In their letter, the US legislators asked for more clarity on how the administration will define offensive versus defensive weapons and whether some categories of weapons would be completely banned. They also asked whether naval equipment would be blocked due to its “potential role in supporting the de-facto blockade” on Yemen.
The NSC statement did not address those questions, but the spokesman said the Biden administration has “stepped up [its] diplomacy to end the war in Yemen”, led by US Special Envoy to Yemen Tim Lenderking.
The administration recently hailed the Saudi Arabia-led coalition’s decision to allow four ships carrying fuel to dock in Hodeidah, a northern port controlled by the Houthis. Such UN-approved ships had reportedly been blocked from docking for weeks, starting at the beginning of the year, causing shortages in the population-dense, Houthi-controlled region that have threatened food and medicine deliveries and the ability to power hospitals.
Saudi Arabia also proposed a ceasefire in late March, which some hailed as early proof the new US approach was making a difference. The Houthis, however, quickly rejected the framework as one-sided.
Lenderking is “working closely with all parties in support of the United Nations-led initiative to fully open Sanaa airport and Hudaydah port to help parties negotiate a ceasefire, and restart long-dormant peace talks”, the NSC spokesman said, using an alternative spelling for Hodeidah.
‘Tight-rope walk’
Andreas Krieg, a professor in the Defence Studies Department of King’s College London, said the Biden administration is torn between “delivering on the campaign promise to be tougher on the [Saudi] kingdom and on the other hand maintaining a workable relationship with Saudi Arabia”.
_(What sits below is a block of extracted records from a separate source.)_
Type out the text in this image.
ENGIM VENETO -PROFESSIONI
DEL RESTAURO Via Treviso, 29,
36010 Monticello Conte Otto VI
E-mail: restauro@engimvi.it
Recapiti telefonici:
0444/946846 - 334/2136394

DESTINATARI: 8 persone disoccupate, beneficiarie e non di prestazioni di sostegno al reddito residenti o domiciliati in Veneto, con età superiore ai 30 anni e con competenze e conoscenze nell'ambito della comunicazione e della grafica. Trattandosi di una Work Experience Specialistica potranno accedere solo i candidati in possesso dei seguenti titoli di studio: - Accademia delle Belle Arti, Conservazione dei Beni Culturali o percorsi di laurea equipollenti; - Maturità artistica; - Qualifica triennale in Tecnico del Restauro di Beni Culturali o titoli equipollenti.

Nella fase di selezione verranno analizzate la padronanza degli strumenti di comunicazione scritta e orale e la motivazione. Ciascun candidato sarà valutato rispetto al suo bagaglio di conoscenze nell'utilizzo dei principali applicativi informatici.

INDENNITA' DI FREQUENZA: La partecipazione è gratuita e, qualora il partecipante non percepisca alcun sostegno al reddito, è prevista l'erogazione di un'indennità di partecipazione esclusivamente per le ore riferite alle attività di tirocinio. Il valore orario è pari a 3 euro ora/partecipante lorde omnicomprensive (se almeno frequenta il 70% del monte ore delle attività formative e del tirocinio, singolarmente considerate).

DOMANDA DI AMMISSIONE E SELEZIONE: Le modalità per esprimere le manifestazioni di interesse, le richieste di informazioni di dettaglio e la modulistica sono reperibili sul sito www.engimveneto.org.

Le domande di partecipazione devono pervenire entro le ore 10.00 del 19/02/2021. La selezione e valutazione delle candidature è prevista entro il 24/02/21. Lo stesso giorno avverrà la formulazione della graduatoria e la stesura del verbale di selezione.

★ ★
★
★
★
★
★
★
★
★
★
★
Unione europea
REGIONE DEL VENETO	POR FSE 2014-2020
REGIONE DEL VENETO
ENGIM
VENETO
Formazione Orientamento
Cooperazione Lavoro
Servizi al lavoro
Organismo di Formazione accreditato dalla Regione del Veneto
He told Al Jazeera that it is “unrealistic” for Washington to be “sieving through” its current weapons contracts to assure “no military support ends up helping the offensive component of the war” in Yemen.
“The notion to ban the export of ‘offensive weapons’ that could be used in the war in Yemen must be seen as a compromise to this US tight-rope walk on the issue, but not actually realisable,” Krieg said.
Still, el-Tayyab said if the US clearly explains which arms will be affected by its end to offensive support for the coalition, the Biden administration’s policy shift can help increase international pressure to end the conflict – and encourage other Saudi allies to end their arms exports, too.
“I think [the Biden administration] can send a really strong message that US complicity and diplomatic cover for the Saudi-led war in Yemen is over,” he said. “Not just through rhetoric but with real, tangible action.”